Im Rahmen des Roma-Tag-Festivals in Stuttgart, das der VDSR-BW gemeinsam mit dem Theater am Olgaeck veranstaltet hat, fand am 22. April 2022 eine instruktive Diskussion zur aktuellen Situation der aus der Ukraine geflüchteten Roma statt. Mit Mehmet Daimagüler, dem Beauftragten der Bundesregierung gegen Antiziganismus, erörterten der zugeschaltete Europaabgeordnete Romeo Franz, vor Ort im Theater die Streetworkerin und Sozialarbeiterin Renate Melis von der Diakonie Württemberg, Andrea Laux und Cristina Stark von der Bürgerstiftung Stuttgart und den Mütterzentren sowie Jovica Arvanitelli vom VDSR-BW, der auch die Positionen des verhinderten ukrainischen Roma-Aktivisten Robert Kaldaras vertrat, die Herausforderungen und Lösungsansätze.

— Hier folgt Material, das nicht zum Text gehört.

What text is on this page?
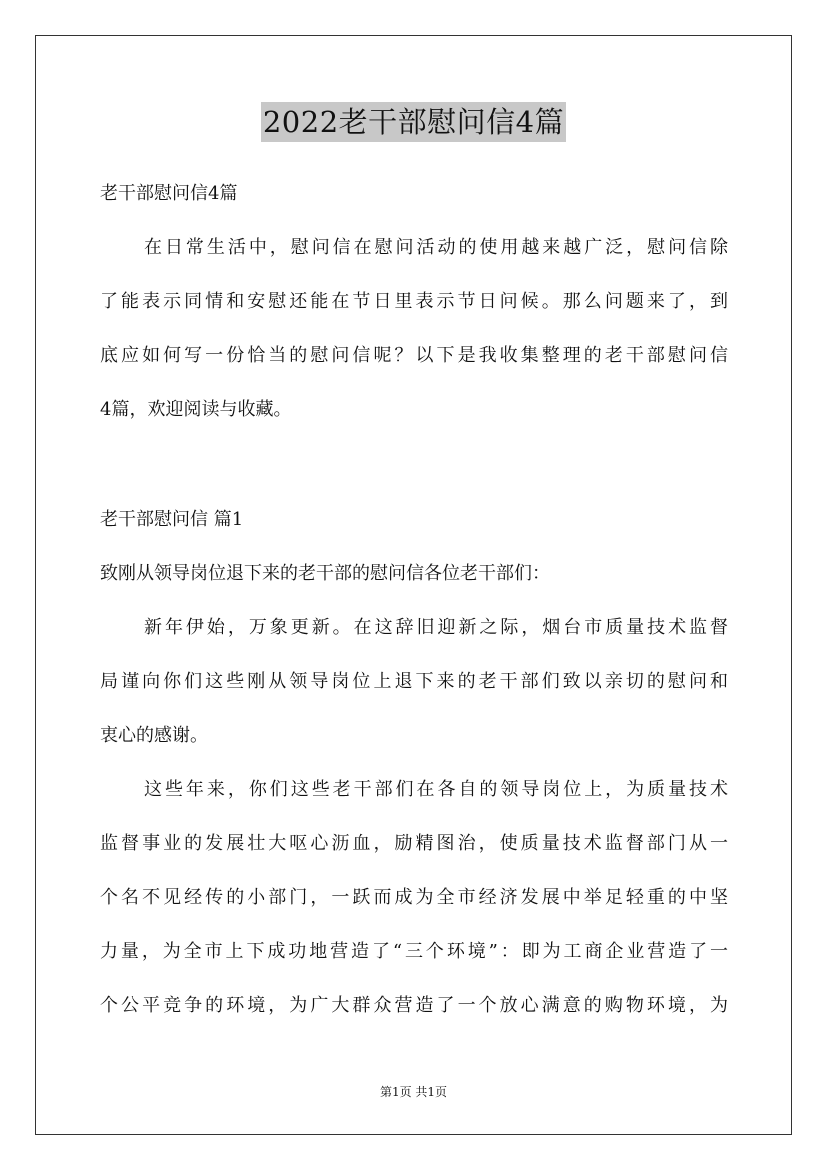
2022老干部慰问信4篇
老干部慰问信4篇
在日常生活中，慰问信在慰问活动的使用越来越广泛，慰问信除
了能表示同情和安慰还能在节日里表示节日问候。那么问题来了，到
底应如何写一份恰当的慰问信呢？以下是我收集整理的老干部慰问信
4篇，欢迎阅读与收藏。
老干部慰问信 篇1
致刚从领导岗位退下来的老干部的慰问信各位老干部们：
新年伊始，万象更新。在这辞旧迎新之际，烟台市质量技术监督
局谨向你们这些刚从领导岗位上退下来的老干部们致以亲切的慰问和
衷心的感谢。
这些年来，你们这些老干部们在各自的领导岗位上，为质量技术
监督事业的发展壮大呕心沥血，励精图治，使质量技术监督部门从一
个名不见经传的小部门，一跃而成为全市经济发展中举足轻重的中坚
力量，为全市上下成功地营造了“三个环境”：即为工商企业营造了一
个公平竞争的环境，为广大群众营造了一个放心满意的购物环境，为
第1页 共1页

Der in aktuellen Debatten rasant und auch in der gesellschaftlichen Mitte um sich greifende Antiziganismus, der schutzsuchende Menschen aus der Ukraine in zwei Klassen aufteilt, wurde thematisiert und kritisiert. Gleichberechtigung und die Achtung der Menschenwürde sind nicht selbstverständlich, auch nicht in der deutschen “Willkommenskultur” 2022/23. Niedrigschwellige Angebote und sprachliche Vermittlung, Zugang zu den allen Flüchtlingen zustehenden Leistungen, Schulung und Aufklärung der haupt- oder ehrenamtlich in Füchtlingshilfe und Behörden Aktiven sind entscheidend – ebenso wie dauerhafte Aufenthaltsperspektiven. Der Ansatz des vom Ministerium für Soziales, Gesundheit und Integration Baden-Württemberg geförderten Projekts ReFIT wurde dabei hervorgehoben.
Am 23. April 2023 diskutierte Mehmet Daimagüler im Erinnerungsort “Hotel Silber” in Stuttgart mit dem Autor Sebastian Lotto-Kusche dessen Buch über den “langen Weg zur Anerkennung” des Völkermords an den Sinti und Roma in der Bundesrepublik. Sarah Stewart vom Haus der Geschichte Baden-Württemberg begrüßte, beide Veranstaltungen moderierte Tim Müller vom VDSR-BW. In der Diskussion nach der einleitenden Präsentation des Buchs standen die dauerhaften Folgen der verweigerten Anerkennung, die sekundären Traumatisierungen, die ausgebliebene Entschädigung und die “zweite Verfolgung” im Mittelpunkt. Mehmet Daimagüler warf einen kritischen Blick auf die bundesrepublikanische Erinnerungskultur und forderte die Aufklärung der NS-Kontinuitäten nach 1945 in allen Behörden, auch im Bundesfamilienministerium, an dem seine Stelle angesiedelt ist, und die Einrichtung von Wahrheits- und Versöhnungskommissionen.